Experimental Zooprophylactic Institute of southern Italy, via Salute, 2, 80055, Portici, Italy.
Department of Environmental, Biological and Pharmaceutical Sciences and Technologies, University of Campania "Luigi Vanvitelli", via Vivaldi - 43, 81100 Caserta, Italy.
Biomolecules. 2020 May 19;10(5):788. doi: 10.3390/biom10050788.
The protein MucR from Brucella abortus has been described as a transcriptional regulator of many virulence genes. It is a member of the Ros/MucR family comprising proteins that control the expression of genes important for the successful interaction of α-proteobacteria with their eukaryotic hosts. Despite clear evidence of the role of MucR in repressing virulence genes, no study has been carried out so far demonstrating the direct interaction of this protein with the promoter of its target gene encoding a LuxR-like regulator repressing genes. In this study, we show for the first time the ability of MucR to bind the promoter of in electrophoretic mobility shift assays demonstrating a direct role of MucR in repressing this gene. Furthermore, we demonstrate that MucR can bind the gene promoter. Analyses by RT-qPCR showed no significant differences in the expression level of genes in CC092 lacking MucR compared to the wild-type strain, indicating that MucR binding to the promoter has little impact on gene expression in 2308. The MucR modality to bind the two promoters analyzed supports our previous hypothesis that this is a histone-like protein never found before in .

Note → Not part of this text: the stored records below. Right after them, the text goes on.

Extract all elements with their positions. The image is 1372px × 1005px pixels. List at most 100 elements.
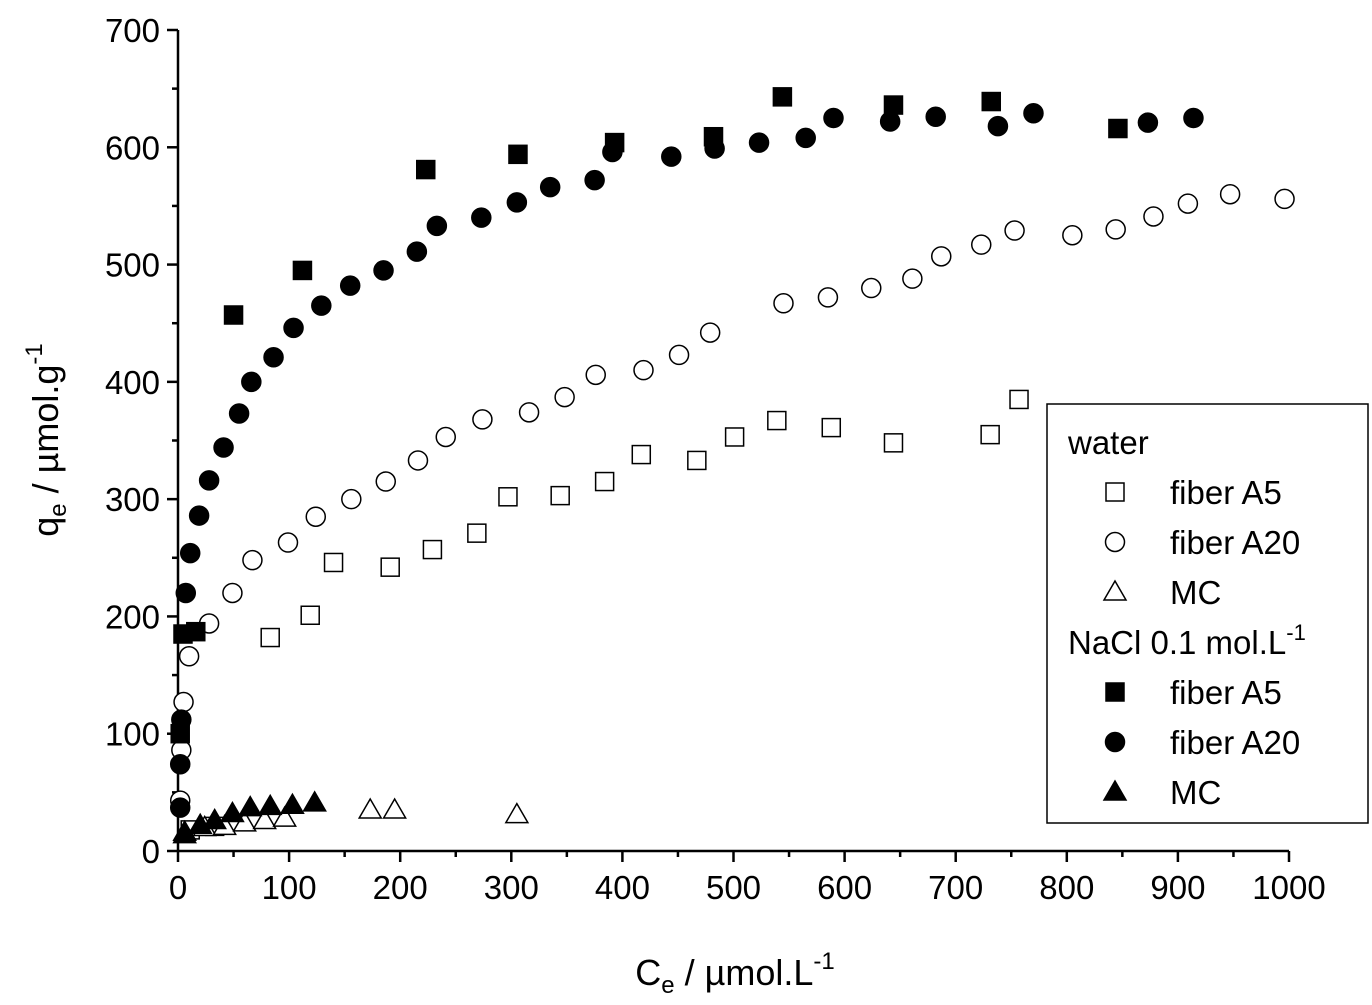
y-axis-label: qe / µmol.g-1 <box>21 343 72 537</box>
legend: water fiber A5 fiber A20 MC NaCl 0.1 mol.L-1… <box>1046 403 1369 824</box>
square-marker <box>323 552 344 573</box>
legend-item: fiber A5 <box>1105 474 1282 511</box>
square-marker <box>981 91 1002 112</box>
triangle-marker <box>252 808 277 830</box>
x-tick-label: 700 <box>928 869 983 906</box>
circle-marker <box>426 215 448 237</box>
y-label-unit: / µmol.g <box>25 365 66 504</box>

布鲁氏菌属 abortus 的蛋白 MucR 被描述为许多毒力基因的转录调节剂。它是 Ros/MucR 家族的成员,该家族包含控制与真核宿主成功相互作用的 α-变形菌的重要基因表达的蛋白质。尽管有明确的证据表明 MucR 在抑制毒力基因方面的作用,但到目前为止,还没有研究表明这种蛋白质与它的靶基因启动子之间存在直接相互作用,该靶基因编码一种抑制基因的 LuxR 样调节蛋白。在这项研究中,我们首次展示了 MucR 在电泳迁移率变动分析中结合 的能力,证明了 MucR 在抑制该基因方面的直接作用。此外,我们证明 MucR 可以结合 基因的启动子。RT-qPCR 分析显示,缺失 MucR 的 CC092 与野生型 菌株相比, 基因的表达水平没有显著差异,这表明 MucR 结合 启动子对 基因在 2308 中的表达影响很小。分析表明,MucR 结合这两个启动子的方式支持我们之前的假设,即这是一种以前从未在 中发现的组蛋白样蛋白。